Most people who are the objects of love feel insecure about it or feel unworthy, and if they do feel worthy of it then they are not writing love songs, they are writing sex songs, but most people make the mistake of seeing in loved and lover a stereotypical gender divide, that the loved our men and the lovers are women because to be the lover is to be weaker than to be the loved. Of course that is never ever ever true and John’s response to it is that the feeling that being the lover is weaker does comport with his own first hand experience of losing control and in those moments feeling more desperate than at any other time over any other thing.

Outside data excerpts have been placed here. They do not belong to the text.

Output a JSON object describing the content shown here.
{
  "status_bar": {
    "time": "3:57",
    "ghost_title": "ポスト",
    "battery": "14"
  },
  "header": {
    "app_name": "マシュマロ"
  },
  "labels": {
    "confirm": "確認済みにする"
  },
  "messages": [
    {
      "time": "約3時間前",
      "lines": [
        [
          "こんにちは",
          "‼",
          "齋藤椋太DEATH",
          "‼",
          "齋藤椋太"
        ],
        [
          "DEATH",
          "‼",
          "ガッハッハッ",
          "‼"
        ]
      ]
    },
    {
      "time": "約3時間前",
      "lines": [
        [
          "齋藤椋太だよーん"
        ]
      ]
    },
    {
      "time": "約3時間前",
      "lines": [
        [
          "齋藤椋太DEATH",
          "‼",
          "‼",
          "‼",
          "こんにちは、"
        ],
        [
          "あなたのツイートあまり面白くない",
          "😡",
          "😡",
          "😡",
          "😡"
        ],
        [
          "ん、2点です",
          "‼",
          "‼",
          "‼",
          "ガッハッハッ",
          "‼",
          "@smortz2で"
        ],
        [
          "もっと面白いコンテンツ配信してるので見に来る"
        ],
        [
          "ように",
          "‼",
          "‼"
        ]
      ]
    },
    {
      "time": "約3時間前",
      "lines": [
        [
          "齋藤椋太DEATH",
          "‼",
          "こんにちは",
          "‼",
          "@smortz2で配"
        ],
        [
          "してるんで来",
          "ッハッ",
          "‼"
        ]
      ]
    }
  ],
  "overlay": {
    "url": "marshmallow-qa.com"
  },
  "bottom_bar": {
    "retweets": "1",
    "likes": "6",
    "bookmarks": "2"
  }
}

Feeling desperate is so dangerous, it is so connected to the most animal things in us, and in that way that desperation, that feeling of weakness, is the response to that that is dangerous because you feel weak and you want to prove that you are strong. You feel so weak that you are so desperate to regain control, that is where you see so much violence in the world and so much rage and so much impulsive… The most awful things come out of unrequited love or rejection. Being an aloof loved, only allowing yourself to be loved, is just a state of constant broken heartedness. It is never strong, there is no power in it, it is a passive weakness, an abdication or an absence that has no muscularity to it. It is a way of living where you are just watching a filmstrip where the the colors have faded and it is your life.